Yes, absolutely. So, in my case, this guy had made a couple of comments that we would now call 'negging'. I'd heard them, registered them but still spent time with him ( we were a group of new graduates hanging out).

He had never travelled, was very insecure around certain people and not from London (from a Northern city). I am from London, had travelled quite widely during university years and was back in my hometown after being away for a postgrad. It is obvious that I am more comfortable in London where I grew up, no? Yet he kept making these little digs about things that were clearly a reflection of his insecurities. I was shocked, actually. I think he was out of his depth in London and not someone who was used to do things on his own. very w/c background (supposedly) and had skived his way through things not really building any resilience or stamina. I had worked really hard at university, had p/t jobs to give me the structure and money I needed, had kept focused. One thing he offered to do for me was very telling - I remember thinking 'how come he doesn't realise I can do that for myself?' he is making it seem as though I need him to do it.

He married a woman who was very different to me in many ways.We are both from the same religious, traditional background but she was from a different country, alone here, not working and has given him the family life I think he needed. I am family orientated, too, but at that time (mid 20s) was just starting my career and wanted to enjoy earning money, independence, etc. I had a feeling he would be very controlling over things and I can't help but feel he married someone he could dominate/ be in charge of ? whereas I had a big, supportive family around me, friends, connections, etc.

There are more specific things I could say that illustrate my point better but I don't want to say them here as they are too revealing but he contacted me a couple of times via social media and didn't mention his pregnant partner. I just had an overwhelming sense of relief that I had dodged this bullet and looking back I can see that he was a fraud.
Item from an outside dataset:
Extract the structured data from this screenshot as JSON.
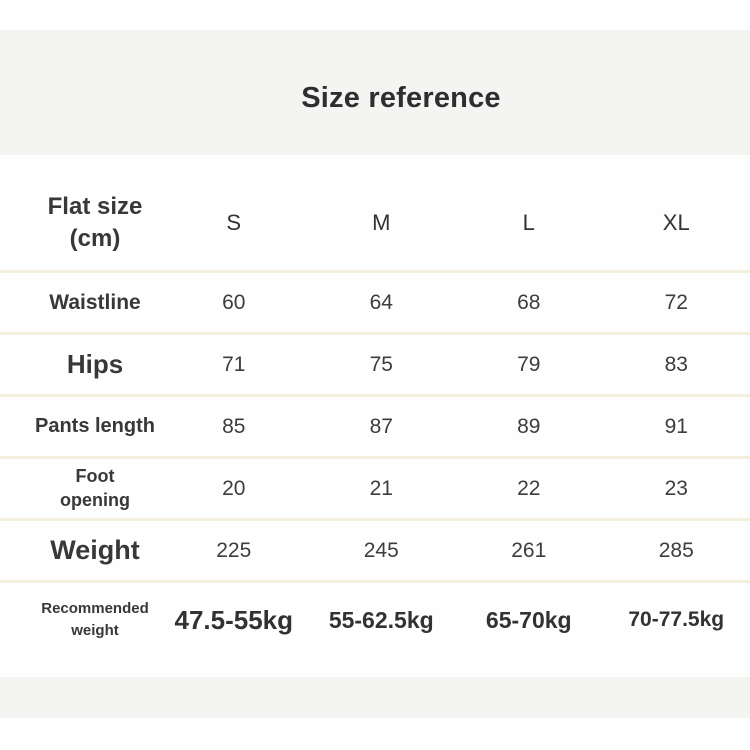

The world changed very quickly from mid 90s onwards and none of us really knew how what was going on - in retrospect as much as I questioned somethings, I also knew that I was right about other things and if I didn't listen to that part of me I would have drowned. And he did not have the sustenance or skills to help me out So, I ran.

LadyfromtheBelleEpoque · 04/02/2021 17:01

This is from the Marilyn Manson thread

id recommend reading a book called Gift Of Fear. It's quite frightening how an abuser will select and lovebomb his target before starting on a methodical cycle of abuse. Every single stage of it is done deliberately to create dependance

I am not saying that the feelings you experienced were from this place - they sound positive! Just that when they are that intense I am sceptical. On examining my own situation, I could see certain things clearly.